Мы вышли в здание аэропорта и стали искать Эдварда, но его не было. Сара спросила про рейс из Чикаго.
Оказалось, что он прилетел пятнадцать минут назад и все пассажиры уже вышли.
— Может, он возле багажного конвейера, — сказала Сара, и я поплелась за ней. Мы обошли кругом весь багажный конвейер, потом забрели к стойке «Херц», и Сара заполнила бумаги на прокат машины. После этого мы стали ждать у мужского туалета. Но Эдвард не шел. Я подумала, что на мужском туалете тоже должна быть большая желтая вывеска: «Хер-с».
Сара привалилась к стене под табличкой, на которой не было написано «Хер-с» — табличкой мужского туалета. Сарины глаза подернулись туманом. Она их закрыла, открыла снова, потрясла головой и вздохнула.
— Вот как раз на этот случай Господь изобрел позу эмбриона, — сказала она.
Я уже начинала ею восхищаться. Во всяком случае, уже не так ее боялась.

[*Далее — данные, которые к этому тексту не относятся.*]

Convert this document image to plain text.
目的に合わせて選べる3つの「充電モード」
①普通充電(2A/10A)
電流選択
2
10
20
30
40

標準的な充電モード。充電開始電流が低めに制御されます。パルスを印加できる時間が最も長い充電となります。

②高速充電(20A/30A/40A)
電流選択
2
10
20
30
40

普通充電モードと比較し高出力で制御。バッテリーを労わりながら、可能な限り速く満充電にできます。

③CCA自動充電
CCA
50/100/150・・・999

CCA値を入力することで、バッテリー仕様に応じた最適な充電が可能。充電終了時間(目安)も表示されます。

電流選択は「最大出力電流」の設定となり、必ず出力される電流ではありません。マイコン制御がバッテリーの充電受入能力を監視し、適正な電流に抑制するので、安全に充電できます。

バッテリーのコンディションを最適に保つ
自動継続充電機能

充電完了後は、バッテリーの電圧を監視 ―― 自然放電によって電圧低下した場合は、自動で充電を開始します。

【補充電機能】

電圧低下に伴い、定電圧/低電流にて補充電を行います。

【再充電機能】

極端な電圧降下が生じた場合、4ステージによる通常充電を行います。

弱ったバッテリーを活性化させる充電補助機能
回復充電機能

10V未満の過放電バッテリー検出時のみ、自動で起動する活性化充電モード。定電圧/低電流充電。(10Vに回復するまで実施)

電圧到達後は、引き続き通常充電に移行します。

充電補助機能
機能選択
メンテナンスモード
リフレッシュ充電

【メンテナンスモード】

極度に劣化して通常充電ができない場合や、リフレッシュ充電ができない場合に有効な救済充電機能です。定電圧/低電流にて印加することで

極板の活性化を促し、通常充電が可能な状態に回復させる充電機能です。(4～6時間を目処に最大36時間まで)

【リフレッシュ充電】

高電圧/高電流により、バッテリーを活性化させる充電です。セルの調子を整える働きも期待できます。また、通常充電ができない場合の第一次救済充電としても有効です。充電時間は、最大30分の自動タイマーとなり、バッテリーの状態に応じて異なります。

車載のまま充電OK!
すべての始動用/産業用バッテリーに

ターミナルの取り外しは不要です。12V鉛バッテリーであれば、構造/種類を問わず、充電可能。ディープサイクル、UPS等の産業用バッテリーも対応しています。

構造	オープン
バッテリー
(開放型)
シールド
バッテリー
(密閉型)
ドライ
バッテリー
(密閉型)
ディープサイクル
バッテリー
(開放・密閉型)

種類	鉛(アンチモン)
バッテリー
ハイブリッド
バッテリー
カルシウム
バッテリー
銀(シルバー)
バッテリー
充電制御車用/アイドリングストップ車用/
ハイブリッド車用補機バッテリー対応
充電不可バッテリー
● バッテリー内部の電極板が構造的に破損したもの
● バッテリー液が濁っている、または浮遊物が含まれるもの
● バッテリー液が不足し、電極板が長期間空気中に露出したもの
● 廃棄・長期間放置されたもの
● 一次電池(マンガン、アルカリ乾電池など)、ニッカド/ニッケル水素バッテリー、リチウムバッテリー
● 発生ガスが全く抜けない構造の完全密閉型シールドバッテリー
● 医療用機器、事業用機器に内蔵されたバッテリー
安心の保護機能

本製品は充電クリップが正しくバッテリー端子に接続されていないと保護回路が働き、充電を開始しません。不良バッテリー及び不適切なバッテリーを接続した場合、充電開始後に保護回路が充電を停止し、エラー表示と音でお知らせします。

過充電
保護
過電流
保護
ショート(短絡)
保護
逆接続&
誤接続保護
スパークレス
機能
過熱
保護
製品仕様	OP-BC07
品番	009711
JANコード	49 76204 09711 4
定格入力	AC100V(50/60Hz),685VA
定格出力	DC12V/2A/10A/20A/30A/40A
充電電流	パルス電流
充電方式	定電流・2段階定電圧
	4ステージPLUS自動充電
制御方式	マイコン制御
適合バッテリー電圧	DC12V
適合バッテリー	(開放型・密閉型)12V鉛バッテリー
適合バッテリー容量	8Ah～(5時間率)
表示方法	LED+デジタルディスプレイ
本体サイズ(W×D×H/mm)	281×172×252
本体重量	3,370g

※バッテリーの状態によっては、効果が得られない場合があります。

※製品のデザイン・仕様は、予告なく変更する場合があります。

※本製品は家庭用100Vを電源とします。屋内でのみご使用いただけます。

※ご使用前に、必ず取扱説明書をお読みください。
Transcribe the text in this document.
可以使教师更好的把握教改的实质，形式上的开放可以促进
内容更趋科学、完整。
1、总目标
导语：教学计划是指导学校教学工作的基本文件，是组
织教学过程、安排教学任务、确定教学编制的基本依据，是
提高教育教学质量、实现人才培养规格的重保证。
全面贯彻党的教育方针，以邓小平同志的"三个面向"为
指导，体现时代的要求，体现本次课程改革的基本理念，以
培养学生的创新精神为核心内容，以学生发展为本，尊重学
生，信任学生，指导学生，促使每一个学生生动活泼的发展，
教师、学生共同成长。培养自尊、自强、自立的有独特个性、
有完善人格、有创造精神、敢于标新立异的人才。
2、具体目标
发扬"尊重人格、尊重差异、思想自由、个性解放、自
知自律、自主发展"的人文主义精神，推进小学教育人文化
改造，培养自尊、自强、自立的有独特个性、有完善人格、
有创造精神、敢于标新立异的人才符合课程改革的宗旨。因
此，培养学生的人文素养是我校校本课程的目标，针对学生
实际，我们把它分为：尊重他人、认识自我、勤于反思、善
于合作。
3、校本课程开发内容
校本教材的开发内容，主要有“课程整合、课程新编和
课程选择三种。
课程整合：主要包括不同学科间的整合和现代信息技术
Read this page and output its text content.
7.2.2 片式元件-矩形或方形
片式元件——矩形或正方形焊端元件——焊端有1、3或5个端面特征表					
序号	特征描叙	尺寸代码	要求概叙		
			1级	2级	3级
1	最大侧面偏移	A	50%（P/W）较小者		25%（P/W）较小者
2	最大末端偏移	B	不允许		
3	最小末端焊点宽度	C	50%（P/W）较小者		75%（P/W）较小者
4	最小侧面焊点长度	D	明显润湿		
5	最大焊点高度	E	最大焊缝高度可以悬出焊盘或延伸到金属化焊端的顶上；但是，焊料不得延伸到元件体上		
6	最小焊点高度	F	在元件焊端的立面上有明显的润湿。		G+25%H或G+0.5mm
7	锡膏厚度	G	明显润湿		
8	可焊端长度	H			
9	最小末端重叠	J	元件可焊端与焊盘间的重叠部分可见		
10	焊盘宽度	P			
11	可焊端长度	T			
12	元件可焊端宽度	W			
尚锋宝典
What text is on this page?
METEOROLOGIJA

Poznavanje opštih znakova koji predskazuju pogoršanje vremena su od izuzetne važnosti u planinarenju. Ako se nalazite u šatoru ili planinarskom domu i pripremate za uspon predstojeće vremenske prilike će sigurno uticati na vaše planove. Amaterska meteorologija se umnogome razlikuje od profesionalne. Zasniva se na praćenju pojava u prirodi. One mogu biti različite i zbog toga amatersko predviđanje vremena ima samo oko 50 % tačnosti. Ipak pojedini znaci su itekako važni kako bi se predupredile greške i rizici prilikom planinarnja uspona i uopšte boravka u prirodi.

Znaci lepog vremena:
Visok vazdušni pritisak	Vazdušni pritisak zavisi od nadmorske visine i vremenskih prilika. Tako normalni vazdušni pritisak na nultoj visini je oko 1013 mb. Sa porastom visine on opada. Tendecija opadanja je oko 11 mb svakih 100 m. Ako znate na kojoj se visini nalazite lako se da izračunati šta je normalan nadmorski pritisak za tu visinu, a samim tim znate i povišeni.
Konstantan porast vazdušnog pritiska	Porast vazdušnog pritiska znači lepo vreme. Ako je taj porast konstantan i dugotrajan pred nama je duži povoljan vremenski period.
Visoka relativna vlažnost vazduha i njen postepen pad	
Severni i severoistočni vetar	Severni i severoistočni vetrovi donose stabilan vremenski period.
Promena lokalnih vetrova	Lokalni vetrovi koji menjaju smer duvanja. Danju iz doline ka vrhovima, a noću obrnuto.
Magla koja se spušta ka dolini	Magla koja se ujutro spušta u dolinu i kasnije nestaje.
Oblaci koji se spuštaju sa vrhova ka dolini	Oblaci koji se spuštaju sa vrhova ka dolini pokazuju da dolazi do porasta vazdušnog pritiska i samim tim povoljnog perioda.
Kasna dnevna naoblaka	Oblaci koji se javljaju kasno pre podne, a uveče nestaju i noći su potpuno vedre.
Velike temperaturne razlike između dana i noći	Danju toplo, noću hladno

Она снова взвалила сумку на плечо и поплотнее запахнула дубленку:
— Ладно, пойдем.
В руках она держала ключ от машины и дорожную карту. Она вся сникла, но я видела, как она приводит лицо в порядок, возвращая на место одну черту за другой: так поднимают и возвращают по местам легкую мебель на веранде, раскиданную ветром. Я задумалась о том, что из себя представляет Сарин брак. Она часто вынуждена импровизировать, это уж точно. В наше время женщин призывают не довольствоваться второсортными вариантами, твердят, что они заслуживают лучшего. Но вот вариантов-то сейчас как раз и не много. В этом отношении женщины чем-то похожи на бедняков. Все, что им твердят, не имеет абсолютно никакого смысла, учитывая скудость наличных ресурсов.
Мы нашли свой прокатный автомобиль, «форд-эскорт» цвета глины, в дальнем конце стоянки. Я залезла внутрь и удивилась чистоте салона. Пожалуй, я никогда не ездила в такой чистой машине, в таком идеальном порядке. Сара протянула мне карту.
— Побудешь штурманом, не возражаешь? — спросила она, или вроде как спросила.
— Ничуть. — Я развернула карту, зная, что ей больше не суждено сложиться правильно — во всяком случае, не в моих руках. Я умела обращаться с картами, но не в этом смысле.